On est 29 pour l'instant, on sera 34 ou 35 avec les internationaux. C'est un groupe très étoffé. Ce doit être la première fois que Monaco compte autant de joueurs sous contrat. On sait que question transferts, rien n'est acquis d'ici au 31 août. On ne sait pas qui va partir ou arriver, mais on a les moyens d'être compétitifs. Personnellement, avant d'envisager un départ, il me faut revenir au niveau. Mais je me serais mal vu abandonner le bateau après deux saisons d'échec.

Alors que vous semblez en recherche de confiance et de résultats, comment jugez-vous le programme chargé qui vous attend en début de championnat, entre les déplacements à Troyes, Bastia et Lens, entrecoupés par les réception de l'OM et de Nantes ?
Depuis quatre ans que je suis à Monaco, jamais on n'a pris un bon départ, ça a souvent été douloureux. Bien débuter peut nous faire un bien fou. Mais pour l'instant, ces considérations sont lointaines. Chaque chose en son temps, on est tranquilles, on reprend en douceur. Puis le deuxième stage (ndlr : à Aix-les-Bains, du 24 au 27 juillet) verra le retour des internationaux (ndlr : les Sénégalais Souleymane Camara et Tony Silva, l'Argentin Marcelo Gallardo, le Suédois Pontus Farnerud, le Mexicain Rafael Marquez) et on passera un cran au-dessus. Le problème, c'est qu'à leur retour, on ne sera pas au même niveau de préparation, il faudra s'adapter, sachant qu'un schéma tactique aura été mis en place.

Entre les vacances et le stage, vous avez eu le temps de suivre l'équipe de France au Mondial ?
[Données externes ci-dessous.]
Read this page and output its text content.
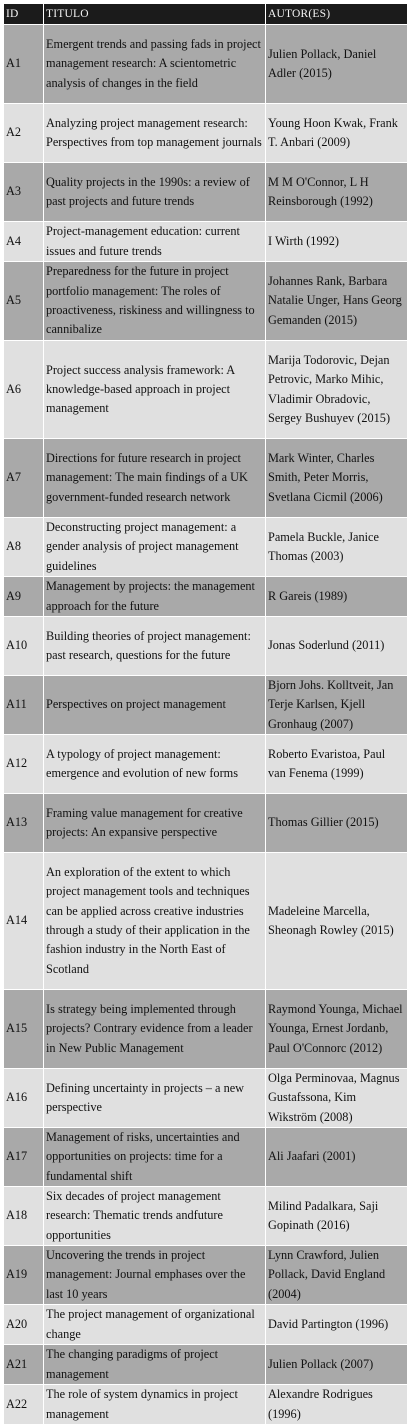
ID	TITULO	AUTOR(ES)
A1	Emergent trends and passing fads in project management research: A scientometric analysis of changes in the field	Julien Pollack, Daniel Adler (2015)
A2	Analyzing project management research: Perspectives from top management journals	Young Hoon Kwak, Frank T. Anbari (2009)
A3	Quality projects in the 1990s: a review of past projects and future trends	M M O'Connor, L H Reinsborough (1992)
A4	Project-management education: current issues and future trends	I Wirth (1992)
A5	Preparedness for the future in project portfolio management: The roles of proactiveness, riskiness and willingness to cannibalize	Johannes Rank, Barbara Natalie Unger, Hans Georg Gemanden (2015)
A6	Project success analysis framework: A knowledge-based approach in project management	Marija Todorovic, Dejan Petrovic, Marko Mihic, Vladimir Obradovic, Sergey Bushuyev (2015)
A7	Directions for future research in project management: The main findings of a UK government-funded research network	Mark Winter, Charles Smith, Peter Morris, Svetlana Cicmil (2006)
A8	Deconstructing project management: a gender analysis of project management guidelines	Pamela Buckle, Janice Thomas (2003)
A9	Management by projects: the management approach for the future	R Gareis (1989)
A10	Building theories of project management: past research, questions for the future	Jonas Soderlund (2011)
A11	Perspectives on project management	Bjorn Johs. Kolltveit, Jan Terje Karlsen, Kjell Gronhaug (2007)
A12	A typology of project management: emergence and evolution of new forms	Roberto Evaristoa, Paul van Fenema (1999)
A13	Framing value management for creative projects: An expansive perspective	Thomas Gillier (2015)
A14	An exploration of the extent to which project management tools and techniques can be applied across creative industries through a study of their application in the fashion industry in the North East of Scotland	Madeleine Marcella, Sheonagh Rowley (2015)
A15	Is strategy being implemented through projects? Contrary evidence from a leader in New Public Management	Raymond Younga, Michael Younga, Ernest Jordanb, Paul O'Connorc (2012)
A16	Defining uncertainty in projects – a new perspective	Olga Perminovaa, Magnus Gustafssona, Kim Wikström (2008)
A17	Management of risks, uncertainties and opportunities on projects: time for a fundamental shift	Ali Jaafari (2001)
A18	Six decades of project management research: Thematic trends andfuture opportunities	Milind Padalkara, Saji Gopinath (2016)
A19	Uncovering the trends in project management: Journal emphases over the last 10 years	Lynn Crawford, Julien Pollack, David England (2004)
A20	The project management of organizational change	David Partington (1996)
A21	The changing paradigms of project management	Julien Pollack (2007)
A22	The role of system dynamics in project management	Alexandre Rodrigues (1996)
Honnêtement, je n'ai pas regardé un match, car je n'aime pas ça. Je les vis trop. Je vais quand même regarder la finale, mais j'étais loin de ça. Alors qu'on parle de renouveller les cadres depuis l'échec asiatique, il y a désormais peut-être quelque chose à creuser pour vous… Je ne veux pas brûler les étapes, mais on avisera si la reprise est très bonne, pour le club et aussi pour moi. Si les conditions sont réunies, ce sera au sélectionneur de faire ses choix. Mais il y a peut-être des ouvertures, j'espère, avec les éliminatoires pour l'Euro qui sont souvent propices aux essais. J'en reviens au Mondial, j'ai quand même suivi quelques résumés avec les performances de Tony Silva, notre gardien sénégalais. Et puis, je suis obligé d'être dans la compétition, parce que depuis le début du stage, les pronostics vont bon train. Personnellement, je suis pour les Turcs, depuis que j'ai découvert l'ambiance de Galatasaray, en Coupe d'Europe.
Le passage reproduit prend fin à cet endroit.